Good economics makes for strange company

As you may recall, I showed that the CEA’s employment forecast, wrong as it has been, was simply a prediction of a return to trend and that Paul Krugman’s charges that the CEA has become corrupt are irresponsible and unjustified. (Sadly, Brad Delong has also signed on to these charges.)

I find myself in surprising company. In Salon, the left-leaning James K. Galbraith presents almost the same graph and the same conclusion.

Was Economic Team Bush getting its job targets, as many suspect, from Karl Rove? Did the professionals turn prostitute, as Krugman charges in no uncertain words?….Our new chart shows that the Bush forecast did not imply unusually rapid job growth for an economic expansion. …the failure of the jobs forecast did not occur because economic recovery forecasts were abnormal. They were not. So far as we can tell, it did not occur because someone cooked the books, under instruction or otherwise.

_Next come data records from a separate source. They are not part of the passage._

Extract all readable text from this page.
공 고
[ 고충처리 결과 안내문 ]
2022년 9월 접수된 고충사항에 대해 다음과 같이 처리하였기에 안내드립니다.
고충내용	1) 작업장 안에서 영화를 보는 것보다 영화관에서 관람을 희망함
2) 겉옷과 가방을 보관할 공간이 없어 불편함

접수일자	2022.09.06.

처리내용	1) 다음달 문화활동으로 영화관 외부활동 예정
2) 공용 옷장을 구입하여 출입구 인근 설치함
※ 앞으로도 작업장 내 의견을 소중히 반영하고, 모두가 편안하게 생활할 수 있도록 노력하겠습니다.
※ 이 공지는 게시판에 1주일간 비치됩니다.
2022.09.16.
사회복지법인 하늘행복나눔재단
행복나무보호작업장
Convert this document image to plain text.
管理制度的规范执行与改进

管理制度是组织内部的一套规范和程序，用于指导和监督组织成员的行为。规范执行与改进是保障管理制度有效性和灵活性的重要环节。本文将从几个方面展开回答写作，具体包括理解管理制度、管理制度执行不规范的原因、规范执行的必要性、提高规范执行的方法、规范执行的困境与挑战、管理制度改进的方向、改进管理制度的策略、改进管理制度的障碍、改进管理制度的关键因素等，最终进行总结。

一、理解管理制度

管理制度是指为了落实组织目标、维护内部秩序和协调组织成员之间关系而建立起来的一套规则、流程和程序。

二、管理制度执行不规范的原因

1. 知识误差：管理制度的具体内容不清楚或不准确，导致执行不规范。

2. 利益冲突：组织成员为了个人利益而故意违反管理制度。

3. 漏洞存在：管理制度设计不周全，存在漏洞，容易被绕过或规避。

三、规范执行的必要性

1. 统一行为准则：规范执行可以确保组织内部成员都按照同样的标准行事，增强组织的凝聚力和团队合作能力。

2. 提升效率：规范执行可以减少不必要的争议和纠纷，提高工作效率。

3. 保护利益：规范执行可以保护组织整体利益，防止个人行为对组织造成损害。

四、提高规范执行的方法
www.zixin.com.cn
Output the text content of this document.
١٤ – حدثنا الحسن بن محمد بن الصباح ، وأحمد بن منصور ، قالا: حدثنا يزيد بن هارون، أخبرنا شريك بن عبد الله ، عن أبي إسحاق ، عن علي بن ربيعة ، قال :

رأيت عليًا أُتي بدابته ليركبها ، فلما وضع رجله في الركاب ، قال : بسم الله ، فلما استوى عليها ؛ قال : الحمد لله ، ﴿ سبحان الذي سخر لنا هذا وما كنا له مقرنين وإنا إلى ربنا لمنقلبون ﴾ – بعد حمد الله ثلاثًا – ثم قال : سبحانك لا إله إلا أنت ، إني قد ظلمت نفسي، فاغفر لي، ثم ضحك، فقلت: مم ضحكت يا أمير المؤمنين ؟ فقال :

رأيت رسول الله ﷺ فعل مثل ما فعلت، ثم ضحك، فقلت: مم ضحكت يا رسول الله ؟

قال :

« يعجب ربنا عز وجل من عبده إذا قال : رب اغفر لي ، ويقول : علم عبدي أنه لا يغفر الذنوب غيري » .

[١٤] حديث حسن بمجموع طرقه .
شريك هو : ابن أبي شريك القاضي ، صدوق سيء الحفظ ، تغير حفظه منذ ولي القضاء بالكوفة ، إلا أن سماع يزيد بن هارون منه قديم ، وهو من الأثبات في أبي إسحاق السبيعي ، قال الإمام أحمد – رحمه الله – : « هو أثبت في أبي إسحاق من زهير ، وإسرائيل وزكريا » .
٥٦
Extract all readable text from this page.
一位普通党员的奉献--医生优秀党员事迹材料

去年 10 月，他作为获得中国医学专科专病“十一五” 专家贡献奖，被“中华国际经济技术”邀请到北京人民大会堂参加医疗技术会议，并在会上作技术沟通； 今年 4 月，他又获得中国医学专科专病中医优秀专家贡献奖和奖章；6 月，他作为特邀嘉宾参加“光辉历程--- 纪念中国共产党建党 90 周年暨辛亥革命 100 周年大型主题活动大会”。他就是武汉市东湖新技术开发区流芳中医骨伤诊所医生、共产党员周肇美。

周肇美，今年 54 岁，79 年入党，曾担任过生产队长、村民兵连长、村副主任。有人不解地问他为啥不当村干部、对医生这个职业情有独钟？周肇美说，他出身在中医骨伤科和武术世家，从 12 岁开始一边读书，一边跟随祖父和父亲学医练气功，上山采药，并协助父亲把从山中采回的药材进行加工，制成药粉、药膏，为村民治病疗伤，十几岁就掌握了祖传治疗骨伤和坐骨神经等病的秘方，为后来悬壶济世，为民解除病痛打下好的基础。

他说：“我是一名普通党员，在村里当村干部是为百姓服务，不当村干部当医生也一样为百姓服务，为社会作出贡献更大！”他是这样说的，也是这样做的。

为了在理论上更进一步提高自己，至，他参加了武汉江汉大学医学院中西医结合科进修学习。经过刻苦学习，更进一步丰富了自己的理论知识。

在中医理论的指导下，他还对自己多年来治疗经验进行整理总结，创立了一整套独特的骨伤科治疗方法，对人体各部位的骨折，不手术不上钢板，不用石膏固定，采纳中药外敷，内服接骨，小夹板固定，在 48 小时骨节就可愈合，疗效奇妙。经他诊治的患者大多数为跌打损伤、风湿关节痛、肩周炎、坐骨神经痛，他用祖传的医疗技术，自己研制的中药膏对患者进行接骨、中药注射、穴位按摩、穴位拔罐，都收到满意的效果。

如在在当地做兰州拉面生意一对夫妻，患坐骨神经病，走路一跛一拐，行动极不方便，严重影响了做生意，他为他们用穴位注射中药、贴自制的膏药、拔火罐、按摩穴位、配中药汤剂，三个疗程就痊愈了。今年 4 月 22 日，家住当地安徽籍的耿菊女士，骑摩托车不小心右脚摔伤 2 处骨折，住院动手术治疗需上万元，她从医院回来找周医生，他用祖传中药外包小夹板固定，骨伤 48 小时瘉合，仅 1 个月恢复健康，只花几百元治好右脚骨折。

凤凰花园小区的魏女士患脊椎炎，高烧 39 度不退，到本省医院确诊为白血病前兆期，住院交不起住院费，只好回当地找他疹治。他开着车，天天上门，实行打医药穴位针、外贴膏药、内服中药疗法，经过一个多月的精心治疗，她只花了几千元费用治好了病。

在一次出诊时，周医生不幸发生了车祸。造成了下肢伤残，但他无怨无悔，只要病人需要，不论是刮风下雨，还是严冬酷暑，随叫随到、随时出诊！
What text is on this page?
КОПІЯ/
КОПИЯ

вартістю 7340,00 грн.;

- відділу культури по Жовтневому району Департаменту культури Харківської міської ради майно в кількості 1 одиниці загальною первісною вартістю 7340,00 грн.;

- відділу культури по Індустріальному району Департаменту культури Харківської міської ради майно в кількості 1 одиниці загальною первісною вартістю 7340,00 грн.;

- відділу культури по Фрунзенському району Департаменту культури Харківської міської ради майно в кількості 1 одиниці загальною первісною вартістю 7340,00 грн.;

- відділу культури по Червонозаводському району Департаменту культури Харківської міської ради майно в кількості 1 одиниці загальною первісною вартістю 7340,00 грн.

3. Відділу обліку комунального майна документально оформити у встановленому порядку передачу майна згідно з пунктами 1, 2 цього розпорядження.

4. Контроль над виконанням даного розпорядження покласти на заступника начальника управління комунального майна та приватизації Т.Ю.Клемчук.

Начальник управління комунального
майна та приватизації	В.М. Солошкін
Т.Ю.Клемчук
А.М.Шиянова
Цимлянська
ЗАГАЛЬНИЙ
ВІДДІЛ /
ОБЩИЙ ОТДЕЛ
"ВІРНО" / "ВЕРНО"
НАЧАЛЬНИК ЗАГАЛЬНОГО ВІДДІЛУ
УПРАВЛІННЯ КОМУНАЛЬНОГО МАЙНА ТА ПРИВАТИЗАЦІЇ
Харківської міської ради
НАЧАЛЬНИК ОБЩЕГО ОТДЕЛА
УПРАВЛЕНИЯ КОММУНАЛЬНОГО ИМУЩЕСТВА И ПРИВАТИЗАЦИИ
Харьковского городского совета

Shouldn’t DeLong and Krugman be worried when they fall to the left of Galbraith?

See also Econopundit who writes, “every economist who, like me, runs models with new quarterly data giving alternate (and possibly less-optimistic) employment forecasts is owed an apology. I have falsified nothing, but my results have been similar to those shown in the chart. I have reported the numbers that resulted from running a known model openly available to any and all (including Paul Krugman) who are competent to use it.”

Thanks to The Big Picture for the Galbraith link.